Three levelled worksheets for this lesson. Download, print and complete offline.

Recall
Computational Thinking Fundamentals
Pillar definitions, matching activities and fill-in-the-blank questions on abstraction and decomposition.
Download
Apply
Applying the Four Pillars
Given six real-world scenarios, identify which pillar(s) apply and justify your answer with evidence from the scenario.
Download
Exam Style
Exam-Style Questions
Extended response questions on decomposition and abstraction with mark scheme. Includes a 6-mark structured question.
Download
Lesson 1 - Algorithms
Computational Thinking
Starter activity
Write the following on the board: "Design a system to manage 1,200 students, 80 teachers, 60 rooms and 200 courses so that no two classes clash." Give students 3 minutes to write down everything they think the system needs to know. Then reveal that most of what they wrote is unnecessary - use this to introduce abstraction naturally. Then ask: "How would you split this between a team of 5 developers?" to introduce decomposition.
Lesson objectives
1
Define computational thinking and state why it is a useful problem-solving approach.
2
Explain abstraction and give an appropriate real-world example.
3
Apply decomposition to break a given problem into distinct sub-problems.
4
Describe pattern recognition and explain how it allows solutions to be reused.
5
State the three required properties of an algorithm and explain each.
Key vocabulary
Abstraction
Removing irrelevant detail. The Underground map is the canonical example - real distances removed, connections kept.
Decomposition
Dividing a problem into sub-problems. Each sub-problem must be distinct and independently solvable.
Pattern recognition
Spotting similarities within or between problems to reuse solutions. Drives use of loops, functions and classes.
Algorithmic thinking
Designing a precise, finite, correct sequence of steps. Language-independent - not tied to Python or any language.
Discussion questions
Can you think of a real-world algorithm that is not a computer program? (Recipe, assembly instructions, a bus timetable.)

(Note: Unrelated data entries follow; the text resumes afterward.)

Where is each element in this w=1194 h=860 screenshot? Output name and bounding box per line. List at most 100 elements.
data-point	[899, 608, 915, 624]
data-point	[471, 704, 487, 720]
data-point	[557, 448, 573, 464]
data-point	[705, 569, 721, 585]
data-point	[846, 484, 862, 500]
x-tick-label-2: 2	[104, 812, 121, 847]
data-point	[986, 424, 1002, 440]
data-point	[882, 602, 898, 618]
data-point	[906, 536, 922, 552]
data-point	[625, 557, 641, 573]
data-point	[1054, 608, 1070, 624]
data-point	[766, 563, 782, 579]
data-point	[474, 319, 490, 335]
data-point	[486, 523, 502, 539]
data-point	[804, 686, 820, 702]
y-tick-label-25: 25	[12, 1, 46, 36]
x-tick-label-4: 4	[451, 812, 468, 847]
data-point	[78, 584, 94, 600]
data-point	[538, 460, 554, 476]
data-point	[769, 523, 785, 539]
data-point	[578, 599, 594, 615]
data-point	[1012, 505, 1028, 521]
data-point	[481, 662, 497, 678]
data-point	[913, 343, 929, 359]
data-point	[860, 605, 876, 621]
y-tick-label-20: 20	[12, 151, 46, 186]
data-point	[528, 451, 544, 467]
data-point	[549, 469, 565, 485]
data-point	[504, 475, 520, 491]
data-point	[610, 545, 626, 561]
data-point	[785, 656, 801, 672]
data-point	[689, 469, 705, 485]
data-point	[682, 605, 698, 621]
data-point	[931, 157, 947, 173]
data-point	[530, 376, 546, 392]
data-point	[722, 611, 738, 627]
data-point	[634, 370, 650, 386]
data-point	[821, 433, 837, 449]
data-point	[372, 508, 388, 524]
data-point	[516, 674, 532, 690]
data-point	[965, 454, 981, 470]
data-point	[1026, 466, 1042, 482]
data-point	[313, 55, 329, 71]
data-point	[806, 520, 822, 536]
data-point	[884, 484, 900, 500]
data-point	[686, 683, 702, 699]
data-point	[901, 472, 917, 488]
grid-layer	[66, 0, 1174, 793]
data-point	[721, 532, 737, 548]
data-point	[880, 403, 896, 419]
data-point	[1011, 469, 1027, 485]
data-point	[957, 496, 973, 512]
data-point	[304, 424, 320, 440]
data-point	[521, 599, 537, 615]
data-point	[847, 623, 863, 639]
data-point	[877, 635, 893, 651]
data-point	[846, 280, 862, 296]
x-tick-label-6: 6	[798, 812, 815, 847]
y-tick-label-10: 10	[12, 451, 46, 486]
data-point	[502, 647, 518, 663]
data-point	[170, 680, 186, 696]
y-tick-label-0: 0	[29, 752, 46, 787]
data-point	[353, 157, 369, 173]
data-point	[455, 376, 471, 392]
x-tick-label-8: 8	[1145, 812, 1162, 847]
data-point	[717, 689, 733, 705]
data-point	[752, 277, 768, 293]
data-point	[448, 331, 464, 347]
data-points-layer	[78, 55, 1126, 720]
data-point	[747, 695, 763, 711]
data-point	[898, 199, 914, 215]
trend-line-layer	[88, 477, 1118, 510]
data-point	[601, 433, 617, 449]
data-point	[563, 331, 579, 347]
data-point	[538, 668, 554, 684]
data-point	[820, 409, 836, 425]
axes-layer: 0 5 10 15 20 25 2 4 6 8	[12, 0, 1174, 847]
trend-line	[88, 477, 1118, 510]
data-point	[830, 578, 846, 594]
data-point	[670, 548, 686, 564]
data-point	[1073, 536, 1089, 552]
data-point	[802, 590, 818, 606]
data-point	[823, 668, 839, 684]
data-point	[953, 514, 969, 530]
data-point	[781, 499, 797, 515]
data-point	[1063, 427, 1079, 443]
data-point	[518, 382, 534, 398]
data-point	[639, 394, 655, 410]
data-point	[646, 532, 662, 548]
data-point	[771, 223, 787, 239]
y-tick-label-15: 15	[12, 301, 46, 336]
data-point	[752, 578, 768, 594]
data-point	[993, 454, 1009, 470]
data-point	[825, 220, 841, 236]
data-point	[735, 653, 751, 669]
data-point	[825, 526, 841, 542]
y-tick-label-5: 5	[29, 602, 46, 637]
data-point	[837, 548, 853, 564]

If abstraction removes detail, how do we decide which detail is "unnecessary"? Who decides?
Why is it important that an algorithm terminates? What happens if it does not?
Exit tickets
State two differences between abstraction and decomposition. [2 marks]
A sat-nav shows roads and junctions but not the number of lanes or road surface quality. Name the pillar this illustrates and explain why those details were removed. [2 marks]
State three properties that every algorithm must have. [3 marks]
Homework suggestion
Choose a complex everyday task (booking a holiday, planning a school event, running a small business). Apply all four pillars: list what detail you would abstract away, decompose it into sub-problems, identify any patterns with problems you already know how to solve, and write a brief algorithmic description of one of the sub-problems.